Brain activity generates electrical potentials that may be recorded on the scalp, the “electroencephalogram” (EEG). Ongoing EEG can be modified by psychophysiological experiments requiring cognitive activity. When events are time-locked to the EEG recording the “event-related potential” (ERP) is measured. The ERP is thought to reflect activity of the brain in areas that control the cognitive processes involved in the psychophysiological tasks. A quantitative technique called “cortical source analysis” can identify the brain areas that are the source of the electrical activity recorded on the scalp, and by inference, the areas of the brain involved in the cognitive processes. Cortical source analysis has used simple models of brain topography and impedance in order to simply calculations for this analysis, e.g., multi-sphere models. However, realistic models of the media inside the head (gray matter, white matter, skull, scalp, CSF, dura) may be used in order to do cortical source analyses. These realistic models give more accurate locations of the sources inside the head, realistic calculation of the topography of the resistances in head media, and whole field electrical calculations of the effect of the cortical sources on the electrical activity on the scalp. We have used these models in a limited way with infant participants doing attention and recognition memory tasks; one of use (JER) has used these models successfully with adult and adolescent participants.
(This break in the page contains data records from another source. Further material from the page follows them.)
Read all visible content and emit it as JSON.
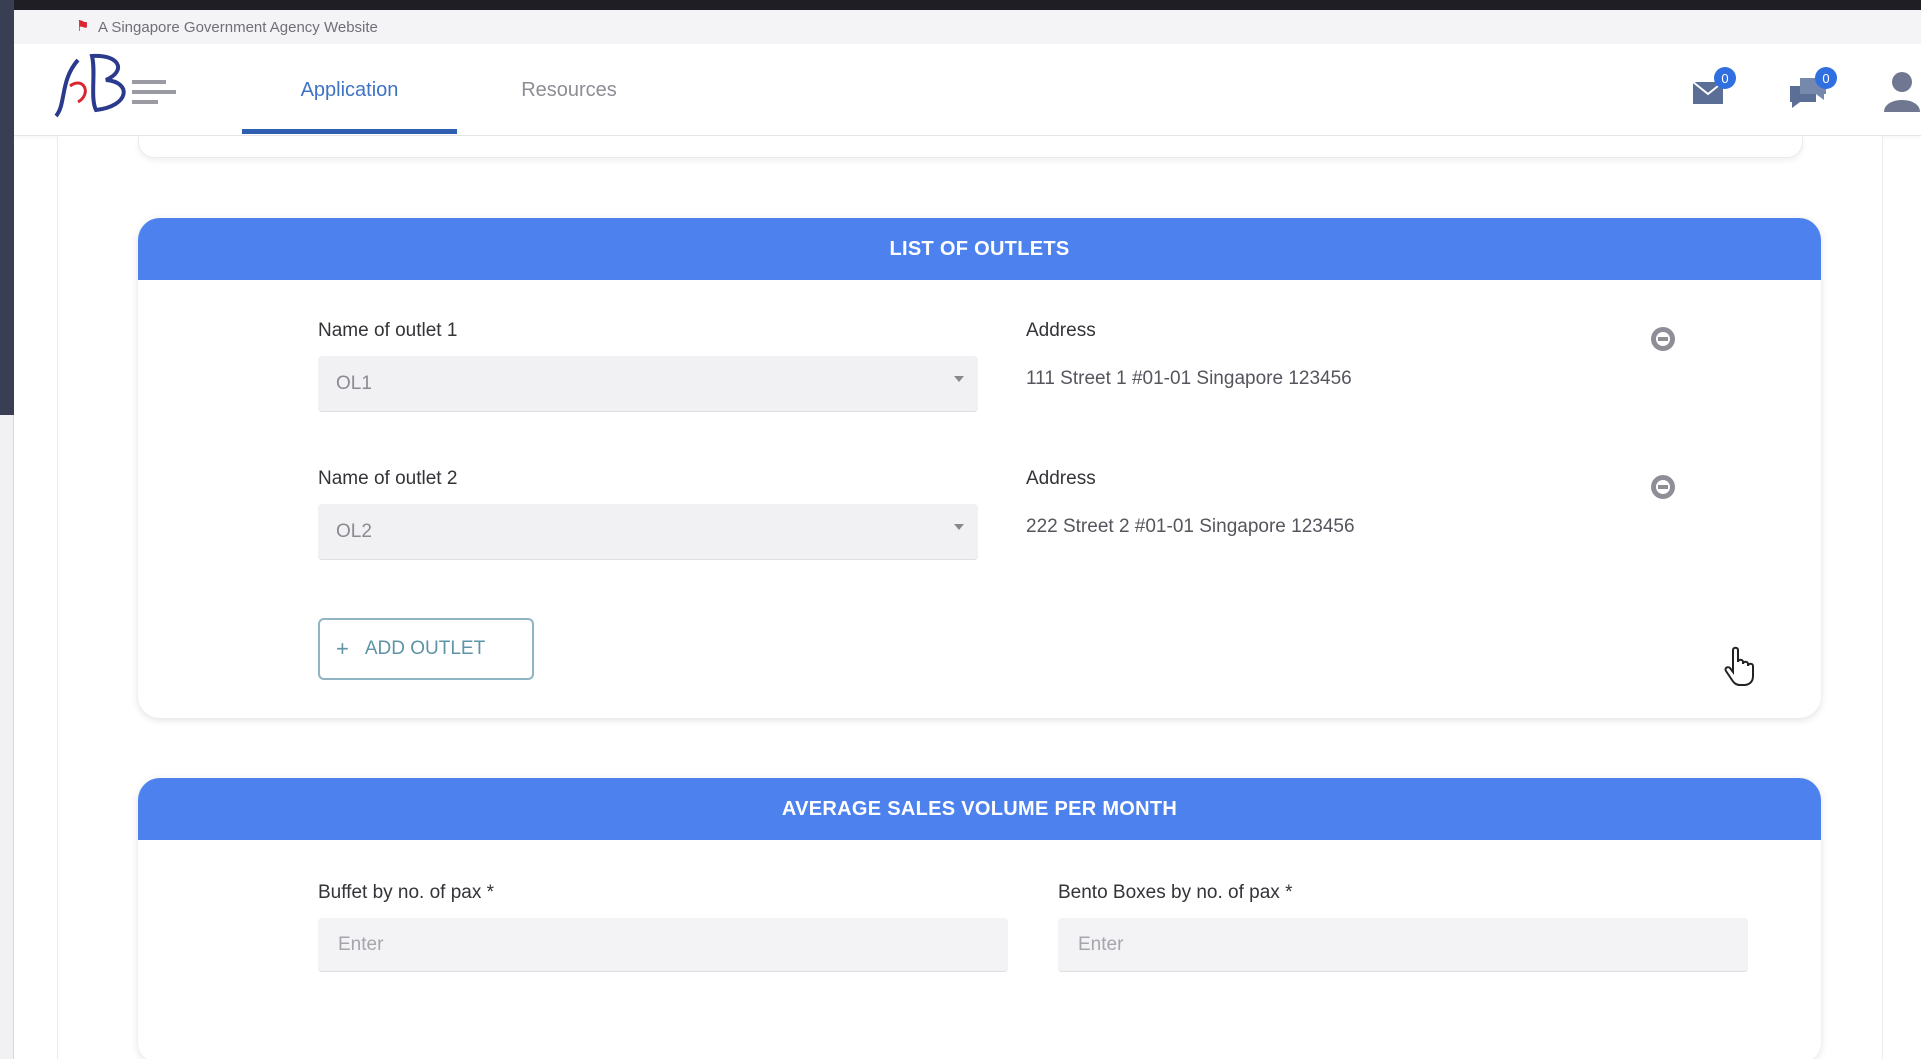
{
  "masthead": {
    "text": "A Singapore Government Agency Website"
  },
  "nav": {
    "tabs": [
      {
        "label": "Application",
        "active": true
      },
      {
        "label": "Resources",
        "active": false
      }
    ],
    "icons": [
      "mail-icon",
      "chat-icon",
      "user-icon"
    ],
    "badges": {
      "mail": "0",
      "chat": "0"
    }
  },
  "outlets_section": {
    "title": "LIST OF OUTLETS",
    "outlets": [
      {
        "name_label": "Name of outlet 1",
        "selected": "OL1",
        "address_label": "Address",
        "address": "111 Street 1 #01-01 Singapore 123456"
      },
      {
        "name_label": "Name of outlet 2",
        "selected": "OL2",
        "address_label": "Address",
        "address": "222 Street 2 #01-01 Singapore 123456"
      }
    ],
    "add_button": "ADD OUTLET"
  },
  "sales_section": {
    "title": "AVERAGE SALES VOLUME PER MONTH",
    "fields": [
      {
        "label": "Buffet by no. of pax *",
        "placeholder": "Enter"
      },
      {
        "label": "Bento Boxes by no. of pax *",
        "placeholder": "Enter"
      }
    ]
  },
  "colors": {
    "header_blue": "#4d82ee",
    "tab_active": "#3e73c4",
    "add_button_border": "#8fb4c2"
  }
}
Our current work in this area involves the development of models for realistic cortical source in infant participants. These models demand that anatomical MRIs be done on infant participants. In one scenario an individual infant has the anatomical MRI and then participates in psychophysiological experiments. The MRI then can be used as a realistic model of the media inside the head and cortical source analysis of the resulting ERP data in the psychophysiological experiment is more accurately done. We currently are working on developing recording protocols for infant MRIs in order to pursue this work. A second scenario is to have a library of anatomical MRIs in order to use a infant head that is of similar shape to an infant being tested in a psychophysiological experiment. A third scenario is the development of a stereotaxic atlas (e.g., Talairach atlas; MNI atlas). The latter two scenarios will be examined both with MRIs recorded in our laboratory, and in conjunction with the library of MRIs being recorded in the NIH MRI Study of Brain Development.
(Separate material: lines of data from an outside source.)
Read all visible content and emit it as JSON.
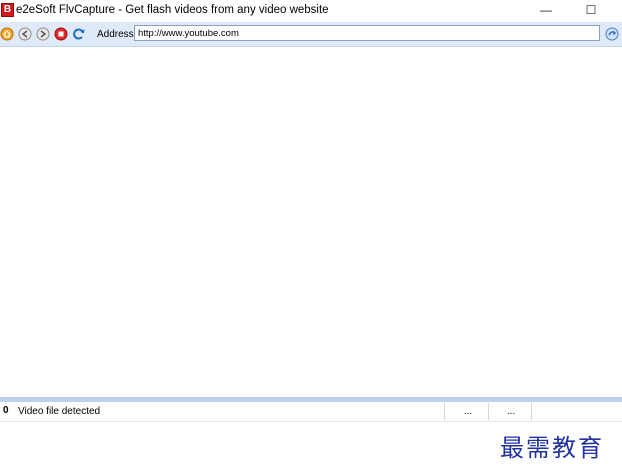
{
  "window": {
    "icon_letter": "B",
    "title": "e2eSoft FlvCapture - Get flash videos from any video website",
    "minimize_glyph": "—",
    "maximize_glyph": "☐"
  },
  "toolbar": {
    "icons": [
      "home-icon",
      "back-icon",
      "forward-icon",
      "stop-icon",
      "refresh-icon"
    ],
    "address_label": "Address:",
    "address_value": "http://www.youtube.com",
    "go_icon": "go-icon"
  },
  "statusbar": {
    "icon_glyph": "0",
    "status_text": "Video file detected",
    "panel1": "...",
    "panel2": "..."
  },
  "watermark": "最需教育",
  "colors": {
    "toolbar_bg": "#dfe9f8",
    "status_strip": "#bcd0ef"
  }
}
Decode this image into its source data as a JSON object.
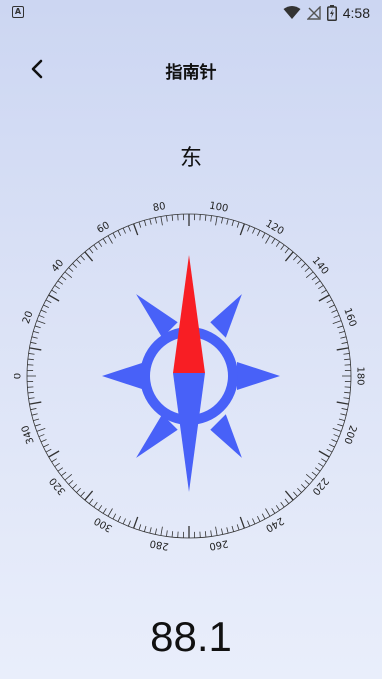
{
  "status_bar": {
    "app_icon_glyph": "A",
    "icons": [
      "wifi-icon",
      "signal-off-icon",
      "battery-charging-icon"
    ],
    "time": "4:58"
  },
  "header": {
    "title": "指南针",
    "back_icon": "chevron-left-icon"
  },
  "compass": {
    "direction": "东",
    "heading": "88.1",
    "degree_labels": [
      "0",
      "20",
      "40",
      "60",
      "80",
      "100",
      "120",
      "140",
      "160",
      "180",
      "200",
      "220",
      "240",
      "260",
      "280",
      "300",
      "320",
      "340"
    ],
    "colors": {
      "rose": "#4861f8",
      "needle_north": "#f81e24",
      "ticks": "#333333",
      "background_top": "#ccd6f2",
      "background_bottom": "#e9eefb"
    }
  }
}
Several complications are being examined. First, the resistance values of the media inside infant’s heads are not known. Bone density values are much smaller in infant participants, and skin / scalp have fewer dead cells, leading to less resistance in these media in infants in adults. Second, infants have places in the skull where the bones are not yet joined (seams, fontanel). This leads to current leakage to the recording electrodes on the scalp. Third, the overall topography of the brain-skull relation differs in infants and adults, and individual anatomical areas (e.g., Brodmann areas) have a different relation to external skull landmarks in infants and adults. Fourth, the lack of axonal myelination in the first few months and changes in myelination over childhood affect the degree to which cell bodies and axons can be differentiated. So called “gray matter” in adults and adolescents primarily consists of cell bodies and “white matter” are myelinated axons. In the infant however, gray matter consists of both cell bodies and axons. These complications are being evaluated in the development of realistic models of the head for cortical source analysis of infant EEG and ERP.